African Businessman Turns Dreams Into Drones In Niger
From the outside, the house is a typical upmarket residence in Niamey, but inside it looks like no other.
Three drones straddle large tables with their albatross wings, amid improvised building materials and tools.
Aziz Kountche, a grandson of Nigerien general and former president Seyni Kountche (1931-87), is an obsessive aeronautical entrepreneur who launched his civilian drone company, Drone Africa Service, in 2016, pledging aircraft that are "100 percent Nigerien".
"We import products that are not found here such as fibreglass, carbon, but everything else -- design, modelling, manufacturing -- is done here," said the stocky craftsman with the delicate fingers of a jeweller. "I build them all myself."
From childhood dreams during weekends at the Niamey flying club when he was not on the benches of Niger's posh French high school, he has created a company that claims a turnover that doubles every year.
Kountche accepts that his family heritage opens doors, while rejecting talk of nepotism.
For lack of means, he says, he did all his studies in Niger and it was evening classes for fellow students at the French high school that paid for his first hours of flight.
After further hours spent on the internet and at the flying club, Kountche built his first drone in 2009, without really wanting to make any money from it.
But with national security deteriorating because of jihadist incursions on the borders with Nigeria and then Mali, fewer and fewer civil servants and NGOs could venture to carry out field assessments.
Aziz Kountche and his drones then provided an opportunity to continue mapping work, monitoring the pastoral movements of nomads and their livestock and preventing poaching.
Elsewhere, it is Western firms that win contracts for lack of local know-how.
But Kountche has "been able to exploit the right niche at the right time, and then, donors love start-ups in conflict zones," said the manager of a non-governmental organisation in Niamey, who is familiar with the work of his company.
Kountche works only for the Nigerien state and its partners among NGOs and in the United Nations.
In a country where both France and the United States operate armed drones, he denies any military interest for his aircraft, since there is a large enough market in other sectors.
His first major success was a contract in 2016 with the United Nations High Commissioner for Refugees (UNHCR).
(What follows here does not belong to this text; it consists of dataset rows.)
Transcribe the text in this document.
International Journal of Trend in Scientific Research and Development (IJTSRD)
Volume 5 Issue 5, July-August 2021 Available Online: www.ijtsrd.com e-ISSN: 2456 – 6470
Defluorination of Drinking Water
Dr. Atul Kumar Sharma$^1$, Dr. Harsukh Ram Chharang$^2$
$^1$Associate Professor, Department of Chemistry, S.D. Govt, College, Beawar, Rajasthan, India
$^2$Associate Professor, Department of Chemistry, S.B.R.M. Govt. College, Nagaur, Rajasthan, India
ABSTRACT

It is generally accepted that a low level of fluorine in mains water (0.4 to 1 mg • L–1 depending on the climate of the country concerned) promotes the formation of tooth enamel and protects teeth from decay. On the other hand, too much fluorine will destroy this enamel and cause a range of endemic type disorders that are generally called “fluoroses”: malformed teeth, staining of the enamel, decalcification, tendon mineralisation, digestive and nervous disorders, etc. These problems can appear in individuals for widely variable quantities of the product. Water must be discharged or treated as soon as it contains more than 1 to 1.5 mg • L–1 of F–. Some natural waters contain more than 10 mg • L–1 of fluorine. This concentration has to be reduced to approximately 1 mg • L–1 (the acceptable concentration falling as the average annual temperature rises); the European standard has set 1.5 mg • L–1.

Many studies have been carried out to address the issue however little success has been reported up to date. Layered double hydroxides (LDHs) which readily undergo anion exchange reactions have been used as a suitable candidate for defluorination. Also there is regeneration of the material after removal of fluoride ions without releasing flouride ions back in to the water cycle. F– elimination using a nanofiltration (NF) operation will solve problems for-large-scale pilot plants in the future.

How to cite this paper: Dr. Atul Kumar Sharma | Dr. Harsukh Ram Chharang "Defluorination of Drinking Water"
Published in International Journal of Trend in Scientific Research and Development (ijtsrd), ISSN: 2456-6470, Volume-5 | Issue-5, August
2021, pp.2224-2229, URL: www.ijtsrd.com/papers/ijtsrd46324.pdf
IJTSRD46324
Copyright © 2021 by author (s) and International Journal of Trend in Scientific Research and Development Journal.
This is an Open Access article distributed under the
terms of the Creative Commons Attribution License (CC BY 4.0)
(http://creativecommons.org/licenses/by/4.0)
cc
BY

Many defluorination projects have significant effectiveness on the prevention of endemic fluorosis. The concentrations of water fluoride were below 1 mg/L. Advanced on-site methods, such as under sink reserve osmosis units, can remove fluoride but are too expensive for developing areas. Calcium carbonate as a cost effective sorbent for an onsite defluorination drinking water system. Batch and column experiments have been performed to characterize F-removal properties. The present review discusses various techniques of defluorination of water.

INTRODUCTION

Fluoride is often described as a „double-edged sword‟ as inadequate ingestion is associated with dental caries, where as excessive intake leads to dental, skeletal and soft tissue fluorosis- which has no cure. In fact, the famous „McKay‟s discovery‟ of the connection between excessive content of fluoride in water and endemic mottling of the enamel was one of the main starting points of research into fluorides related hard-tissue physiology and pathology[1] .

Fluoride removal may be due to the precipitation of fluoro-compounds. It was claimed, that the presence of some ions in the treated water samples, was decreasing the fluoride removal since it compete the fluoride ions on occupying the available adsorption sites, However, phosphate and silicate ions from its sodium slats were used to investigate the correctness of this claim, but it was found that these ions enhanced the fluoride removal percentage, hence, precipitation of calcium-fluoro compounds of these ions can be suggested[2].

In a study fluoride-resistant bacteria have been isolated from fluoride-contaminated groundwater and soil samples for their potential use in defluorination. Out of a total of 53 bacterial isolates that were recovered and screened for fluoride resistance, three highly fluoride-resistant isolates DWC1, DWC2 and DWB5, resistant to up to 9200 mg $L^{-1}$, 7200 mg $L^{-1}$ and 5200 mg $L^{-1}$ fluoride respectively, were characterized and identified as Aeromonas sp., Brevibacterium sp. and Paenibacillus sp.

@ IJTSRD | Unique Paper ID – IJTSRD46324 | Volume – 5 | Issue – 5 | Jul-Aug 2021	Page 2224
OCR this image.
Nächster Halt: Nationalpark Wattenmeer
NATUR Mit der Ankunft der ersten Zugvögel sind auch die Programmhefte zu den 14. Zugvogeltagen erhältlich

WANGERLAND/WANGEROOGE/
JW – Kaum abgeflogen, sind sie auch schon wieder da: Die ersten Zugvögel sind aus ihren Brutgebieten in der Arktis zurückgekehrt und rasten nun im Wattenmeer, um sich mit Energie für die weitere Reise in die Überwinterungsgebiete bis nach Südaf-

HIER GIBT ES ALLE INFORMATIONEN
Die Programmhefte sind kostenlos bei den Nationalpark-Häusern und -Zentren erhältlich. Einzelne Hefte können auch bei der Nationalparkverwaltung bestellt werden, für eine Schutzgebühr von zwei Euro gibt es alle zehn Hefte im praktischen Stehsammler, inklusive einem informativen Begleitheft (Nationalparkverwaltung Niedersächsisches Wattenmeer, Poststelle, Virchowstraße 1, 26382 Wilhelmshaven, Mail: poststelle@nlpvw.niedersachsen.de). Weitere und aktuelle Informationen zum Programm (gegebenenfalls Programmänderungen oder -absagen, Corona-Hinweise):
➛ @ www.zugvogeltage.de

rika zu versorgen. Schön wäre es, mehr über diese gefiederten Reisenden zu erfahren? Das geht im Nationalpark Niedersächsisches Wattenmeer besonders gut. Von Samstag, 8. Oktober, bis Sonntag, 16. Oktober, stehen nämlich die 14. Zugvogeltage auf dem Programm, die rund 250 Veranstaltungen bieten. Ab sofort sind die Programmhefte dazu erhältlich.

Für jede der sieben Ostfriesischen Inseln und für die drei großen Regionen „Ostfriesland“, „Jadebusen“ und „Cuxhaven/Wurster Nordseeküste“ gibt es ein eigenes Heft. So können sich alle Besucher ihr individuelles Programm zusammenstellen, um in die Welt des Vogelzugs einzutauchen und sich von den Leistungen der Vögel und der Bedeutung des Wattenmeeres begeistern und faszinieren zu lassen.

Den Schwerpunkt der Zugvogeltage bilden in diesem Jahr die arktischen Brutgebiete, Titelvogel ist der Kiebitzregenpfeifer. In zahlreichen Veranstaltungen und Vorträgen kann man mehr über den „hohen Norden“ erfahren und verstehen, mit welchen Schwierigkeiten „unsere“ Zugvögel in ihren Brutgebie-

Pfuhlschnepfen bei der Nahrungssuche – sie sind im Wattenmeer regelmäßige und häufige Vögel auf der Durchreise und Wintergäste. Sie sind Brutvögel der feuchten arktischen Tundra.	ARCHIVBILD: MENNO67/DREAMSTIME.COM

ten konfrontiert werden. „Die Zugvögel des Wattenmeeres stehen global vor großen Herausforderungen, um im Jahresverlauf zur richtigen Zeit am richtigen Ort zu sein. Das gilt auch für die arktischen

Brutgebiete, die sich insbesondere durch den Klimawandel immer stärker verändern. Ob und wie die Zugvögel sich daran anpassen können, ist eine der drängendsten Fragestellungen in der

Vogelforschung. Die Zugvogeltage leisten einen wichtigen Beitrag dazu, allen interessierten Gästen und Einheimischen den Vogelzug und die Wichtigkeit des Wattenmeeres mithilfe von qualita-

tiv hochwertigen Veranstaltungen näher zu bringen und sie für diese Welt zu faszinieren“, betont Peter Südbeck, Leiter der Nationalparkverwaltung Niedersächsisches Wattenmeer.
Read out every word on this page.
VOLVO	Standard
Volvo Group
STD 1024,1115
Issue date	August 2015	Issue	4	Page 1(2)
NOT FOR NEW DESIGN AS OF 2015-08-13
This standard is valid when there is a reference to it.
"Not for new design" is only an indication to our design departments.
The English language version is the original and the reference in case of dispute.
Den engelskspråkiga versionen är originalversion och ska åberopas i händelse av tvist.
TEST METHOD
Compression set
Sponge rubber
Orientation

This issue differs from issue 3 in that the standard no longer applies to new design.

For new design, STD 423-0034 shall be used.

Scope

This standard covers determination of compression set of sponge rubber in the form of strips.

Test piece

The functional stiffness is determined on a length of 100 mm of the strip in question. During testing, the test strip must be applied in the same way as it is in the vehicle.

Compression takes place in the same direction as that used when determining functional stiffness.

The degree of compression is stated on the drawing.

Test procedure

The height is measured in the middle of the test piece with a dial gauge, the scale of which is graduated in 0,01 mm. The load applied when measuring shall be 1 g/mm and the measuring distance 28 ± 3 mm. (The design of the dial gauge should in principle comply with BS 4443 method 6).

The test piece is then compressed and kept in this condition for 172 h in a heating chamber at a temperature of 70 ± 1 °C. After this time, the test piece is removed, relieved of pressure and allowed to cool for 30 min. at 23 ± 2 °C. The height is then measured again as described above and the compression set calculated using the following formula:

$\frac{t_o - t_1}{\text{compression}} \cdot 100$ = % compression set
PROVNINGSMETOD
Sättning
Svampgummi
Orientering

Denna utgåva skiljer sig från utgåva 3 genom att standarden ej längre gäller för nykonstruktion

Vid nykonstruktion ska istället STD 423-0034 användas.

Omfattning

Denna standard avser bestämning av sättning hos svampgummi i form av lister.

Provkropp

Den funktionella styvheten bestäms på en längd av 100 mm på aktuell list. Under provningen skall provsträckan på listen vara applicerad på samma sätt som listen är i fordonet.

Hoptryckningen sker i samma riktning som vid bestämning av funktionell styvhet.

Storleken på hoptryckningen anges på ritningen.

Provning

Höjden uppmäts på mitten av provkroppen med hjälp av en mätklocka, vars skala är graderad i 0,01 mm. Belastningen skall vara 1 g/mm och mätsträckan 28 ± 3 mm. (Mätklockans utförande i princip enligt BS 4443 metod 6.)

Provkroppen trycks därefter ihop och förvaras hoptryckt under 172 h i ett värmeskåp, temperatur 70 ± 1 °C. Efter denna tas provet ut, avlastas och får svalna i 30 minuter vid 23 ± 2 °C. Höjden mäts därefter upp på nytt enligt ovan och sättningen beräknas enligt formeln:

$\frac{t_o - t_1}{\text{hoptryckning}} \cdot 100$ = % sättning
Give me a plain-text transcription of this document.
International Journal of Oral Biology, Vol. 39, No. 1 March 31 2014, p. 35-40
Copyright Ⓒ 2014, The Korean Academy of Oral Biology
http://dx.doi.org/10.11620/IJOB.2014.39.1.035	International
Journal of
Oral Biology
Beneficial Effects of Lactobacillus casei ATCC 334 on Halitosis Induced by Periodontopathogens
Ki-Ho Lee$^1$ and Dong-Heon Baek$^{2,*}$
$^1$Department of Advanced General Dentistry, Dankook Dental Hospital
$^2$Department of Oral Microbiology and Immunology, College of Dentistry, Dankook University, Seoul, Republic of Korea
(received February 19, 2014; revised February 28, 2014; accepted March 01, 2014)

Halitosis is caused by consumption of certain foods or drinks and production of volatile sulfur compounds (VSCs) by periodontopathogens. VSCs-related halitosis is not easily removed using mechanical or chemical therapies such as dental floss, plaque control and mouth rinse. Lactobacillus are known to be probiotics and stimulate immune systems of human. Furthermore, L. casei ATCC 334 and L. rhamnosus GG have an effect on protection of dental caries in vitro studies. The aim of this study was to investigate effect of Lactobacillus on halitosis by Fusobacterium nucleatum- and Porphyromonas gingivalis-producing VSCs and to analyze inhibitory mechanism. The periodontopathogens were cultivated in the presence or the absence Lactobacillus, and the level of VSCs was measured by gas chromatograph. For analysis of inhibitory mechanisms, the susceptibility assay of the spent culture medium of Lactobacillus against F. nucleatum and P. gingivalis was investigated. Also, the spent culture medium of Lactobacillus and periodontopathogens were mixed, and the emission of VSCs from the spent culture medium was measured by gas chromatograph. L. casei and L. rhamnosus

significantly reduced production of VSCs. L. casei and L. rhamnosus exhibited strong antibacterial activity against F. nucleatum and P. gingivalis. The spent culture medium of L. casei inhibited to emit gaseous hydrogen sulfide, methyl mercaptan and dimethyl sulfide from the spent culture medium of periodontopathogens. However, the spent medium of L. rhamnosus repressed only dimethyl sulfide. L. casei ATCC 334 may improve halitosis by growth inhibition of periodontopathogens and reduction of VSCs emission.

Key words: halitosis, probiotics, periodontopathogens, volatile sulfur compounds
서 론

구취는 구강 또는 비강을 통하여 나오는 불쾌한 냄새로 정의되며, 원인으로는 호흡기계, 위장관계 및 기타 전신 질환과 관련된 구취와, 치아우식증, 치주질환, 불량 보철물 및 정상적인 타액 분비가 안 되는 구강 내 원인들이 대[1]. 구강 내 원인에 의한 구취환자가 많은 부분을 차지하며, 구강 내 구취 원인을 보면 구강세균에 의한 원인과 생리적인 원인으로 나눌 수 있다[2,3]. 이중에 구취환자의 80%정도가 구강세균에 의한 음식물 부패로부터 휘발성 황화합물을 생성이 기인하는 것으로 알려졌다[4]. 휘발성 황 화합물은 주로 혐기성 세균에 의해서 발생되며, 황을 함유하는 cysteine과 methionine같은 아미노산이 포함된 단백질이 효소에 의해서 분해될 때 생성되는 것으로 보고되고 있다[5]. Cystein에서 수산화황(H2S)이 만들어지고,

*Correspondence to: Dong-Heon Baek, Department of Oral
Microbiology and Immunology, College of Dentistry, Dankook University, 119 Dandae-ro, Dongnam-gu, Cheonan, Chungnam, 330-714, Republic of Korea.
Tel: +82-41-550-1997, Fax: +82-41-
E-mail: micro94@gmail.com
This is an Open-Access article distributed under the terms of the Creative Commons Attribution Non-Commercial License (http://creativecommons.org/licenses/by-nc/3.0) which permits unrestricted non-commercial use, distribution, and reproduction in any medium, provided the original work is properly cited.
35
The UN agency needed to map out reception zones for displaced people in the southeastern Diffa region, battered by the incessant assaults of Boko Haram jihadists from Nigeria.
Kountche's drones were used to monitor human movements and host villages in the affected region, where thousands of people have been uprooted.
The activities of consultants have since multiplied in Niger and in the west African region, including anti-poaching surveillance in the W national park in Benin, monitoring the movements of giraffes in Koure not far from Niamey, and the mapping of flood zones in the heavy rains of 2020.
The entrepreneur is now seeking to expand his services.
Gone are the days of simply renting out technical know-how. The time has come for Kountche to sell drones and train other people.
Material is already waiting in crates in his workshop and "serial" production will begin within a month.
"We already have four or five orders to deliver," he says, happy with a flourishing business but stressed by the challenges ahead.
"Opening a business here is easy and it does not cost a lot, but making it work, that's another matter."
The business climate is not good in Niger -- one diplomat called it "catastrophic".
Kountche says he has to pay 50 percent of the value of his imported products in customs duties, but relocating is not an option.
"It makes no sense, that's not why Drone Africa Service exists."
He also employs three people full time and his head is full of ideas.
He is thinking of opening a "drone academy" in Niamey, but in the immediate future in a poor country where overland access is often difficult, he considers using drones to deliver vaccines against the Covid-19 virus.